Two men were killed and 21 injured by a lone gunman in the attack. The incident led organisers to cancel that city’s Pride parade hours before it was to set start. Nevertheless, hundreds defied hate and fear and held a spontaneous march to honour those killed and injured.

In Turkey, İstanbul’s LGBTIQ+ community was once again forced to confront the repression and wrath of the city’s homophobic authorities.
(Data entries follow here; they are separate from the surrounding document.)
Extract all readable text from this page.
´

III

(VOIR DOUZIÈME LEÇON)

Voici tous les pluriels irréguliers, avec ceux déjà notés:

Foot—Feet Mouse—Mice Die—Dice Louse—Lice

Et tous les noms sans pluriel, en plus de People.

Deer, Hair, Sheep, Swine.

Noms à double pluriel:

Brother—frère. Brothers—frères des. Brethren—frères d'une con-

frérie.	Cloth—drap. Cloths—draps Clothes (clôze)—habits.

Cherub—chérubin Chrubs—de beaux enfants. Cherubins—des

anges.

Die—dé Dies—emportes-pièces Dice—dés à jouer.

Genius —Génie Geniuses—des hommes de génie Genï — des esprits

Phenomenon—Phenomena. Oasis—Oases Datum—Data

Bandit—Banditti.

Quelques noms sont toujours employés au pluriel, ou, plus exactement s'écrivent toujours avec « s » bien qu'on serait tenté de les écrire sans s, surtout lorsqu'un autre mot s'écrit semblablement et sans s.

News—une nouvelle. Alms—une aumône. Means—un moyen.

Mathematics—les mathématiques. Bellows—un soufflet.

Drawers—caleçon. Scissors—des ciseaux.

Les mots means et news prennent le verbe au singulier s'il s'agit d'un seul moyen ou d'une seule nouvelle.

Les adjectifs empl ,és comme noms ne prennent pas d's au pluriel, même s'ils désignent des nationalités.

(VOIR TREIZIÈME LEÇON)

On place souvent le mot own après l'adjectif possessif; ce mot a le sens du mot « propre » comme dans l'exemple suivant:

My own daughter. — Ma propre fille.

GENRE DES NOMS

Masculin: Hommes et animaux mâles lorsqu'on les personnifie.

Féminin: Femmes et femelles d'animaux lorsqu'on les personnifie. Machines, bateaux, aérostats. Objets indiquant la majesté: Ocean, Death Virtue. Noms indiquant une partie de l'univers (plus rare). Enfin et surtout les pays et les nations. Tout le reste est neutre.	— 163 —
Despite an official ban, a determined crowd turned out on Sunday for Istanbul’s 20th Pride march to call for queer rights and equality.

Police responded by arresting hundreds of participants, activists and journalists and forcibly bringing the event to an end.

“Police interrogation of 373 people who were detained yesterday is now over, and they will be sent to hospital before being released,” said Istanbul Pride Week on Monday.

More than 300 İstanbul Pride marchers were arrested by police on Sunday (Photos: Istanbul LGBTI+ Pride Week / Facebook)

Unable to hold Kyiv Pride due to Russia’s invasion, LGBTIQ+ Ukrainians walked with their Polish counterparts in the Warsaw Pride march; not only to demand LGBTIQ+ equality but to also call for peace.

“Russia denied us the right that we were fighting for for years, Russia denied us the Pride, our march of equality that we are holding every year since 2012 in Kyiv. … That is why we are marching in Warsaw,” Lenny Emson, executive director of KyivPride, told Reuters.

Other global cities to hold Pride marches or parades this weekend included Barcelona, Dublin, Lisbon, Paris and Toronto.